We will be your in-house counsel and handle all legal matters, including your exit. 


Legal Requirements

A successful merger or acquisition requires experienced negotiation and extensive due diligence.  

How We Help

Operations  We will handle the daily legal needs of your company.  We’ll draft and review contracts, ensure you’re complying with industry regulations and all applicable laws, protect your trademark(s), and oversee corporate governance.

Taxes  Our in-house CPA will make bookkeeping a breeze and make sure all taxes are timely filed.    

Strategy  We will advise you on best practices to run your company and prepare for your exit.   

Negotiation  We will zealously advocate to ensure the best deal for your startup.

Legal Documents We will draft and review all deal documents, including the Purchase Agreement.

Due Diligence  We will assist you in complying with all due diligence requests and prepare disclosure schedules.

Taxes  Our CPA will review the tax consequences of your sale and manage IRS filing requirements.  

Frequently Asked Questions

Q: What Are The Rounds of Funding?

A: While the lines between the rounds have blurred over the years, the general path is

  • Friends and Family Round
  • Seed Round
  • Series A
  • Series B

Q: What Is Convertible Debt?

A: Convertible debt is a type of security issued by startups when raising capital in their seed round.

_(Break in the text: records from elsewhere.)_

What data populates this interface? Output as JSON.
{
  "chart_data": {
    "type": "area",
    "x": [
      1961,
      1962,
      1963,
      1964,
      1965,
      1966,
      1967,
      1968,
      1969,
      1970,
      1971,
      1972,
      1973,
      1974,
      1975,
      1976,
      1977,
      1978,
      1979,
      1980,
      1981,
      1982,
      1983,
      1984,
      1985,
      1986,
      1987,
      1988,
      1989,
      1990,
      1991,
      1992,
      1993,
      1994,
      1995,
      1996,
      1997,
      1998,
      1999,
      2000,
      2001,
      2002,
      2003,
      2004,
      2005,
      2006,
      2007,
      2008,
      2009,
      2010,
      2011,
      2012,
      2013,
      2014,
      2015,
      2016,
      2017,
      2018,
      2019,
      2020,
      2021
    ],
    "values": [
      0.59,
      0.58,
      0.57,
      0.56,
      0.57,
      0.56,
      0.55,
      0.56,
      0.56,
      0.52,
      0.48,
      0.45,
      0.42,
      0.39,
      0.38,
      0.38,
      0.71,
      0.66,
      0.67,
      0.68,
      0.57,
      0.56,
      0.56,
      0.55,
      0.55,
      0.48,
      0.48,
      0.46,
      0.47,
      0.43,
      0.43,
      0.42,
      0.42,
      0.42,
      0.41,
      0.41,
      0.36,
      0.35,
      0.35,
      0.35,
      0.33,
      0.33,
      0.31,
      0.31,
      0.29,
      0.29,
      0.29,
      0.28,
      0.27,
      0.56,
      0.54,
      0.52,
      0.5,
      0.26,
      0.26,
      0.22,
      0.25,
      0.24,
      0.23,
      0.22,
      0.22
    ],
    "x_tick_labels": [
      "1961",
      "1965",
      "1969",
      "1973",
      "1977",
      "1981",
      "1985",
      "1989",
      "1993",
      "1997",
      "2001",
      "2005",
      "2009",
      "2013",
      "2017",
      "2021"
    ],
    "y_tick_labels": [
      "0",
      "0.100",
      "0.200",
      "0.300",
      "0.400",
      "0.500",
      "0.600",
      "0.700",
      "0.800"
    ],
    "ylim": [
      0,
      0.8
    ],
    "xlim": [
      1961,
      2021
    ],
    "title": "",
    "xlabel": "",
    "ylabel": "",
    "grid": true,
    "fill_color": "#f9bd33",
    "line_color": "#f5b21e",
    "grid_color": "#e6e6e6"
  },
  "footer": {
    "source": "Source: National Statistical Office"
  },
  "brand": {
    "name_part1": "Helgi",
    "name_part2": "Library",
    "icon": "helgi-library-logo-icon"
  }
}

Q: What Is Convertible Equity?

A: In a convertible equity agreement, an investor receives the right to purchase stock in a future equity round (when one occurs) subject to certain parameters set in the agreement. The most common form of convertible equity is the “SAFE”. SAFE stands for a “simple agreement for future equity”. It was authored by Y Combinator lawyer Carolynn Levy and published as a simple replacement for convertible notes. In practice, a SAFE enables a startup company and an investor to accomplish the same general goal as a convertible note, without the startup incurring debt.

Q: How is valuation determined?

A:  The short answer is that valuation is determined by the amount of money an investor is willing to invest for the percentage of ownership they are seeking.  Please remember, a lower valuation from a more reputable investor may be better for your company in the long run.

Q: What Is Preferred Stock?

A: Preferred stock is most commonly issued when a startup receives VC funding. Preferred stock provides certain economic and control rights and protections not given to the holders of common stock. Founders may also be issued preferred stock, but it's not as common and may not be advisable.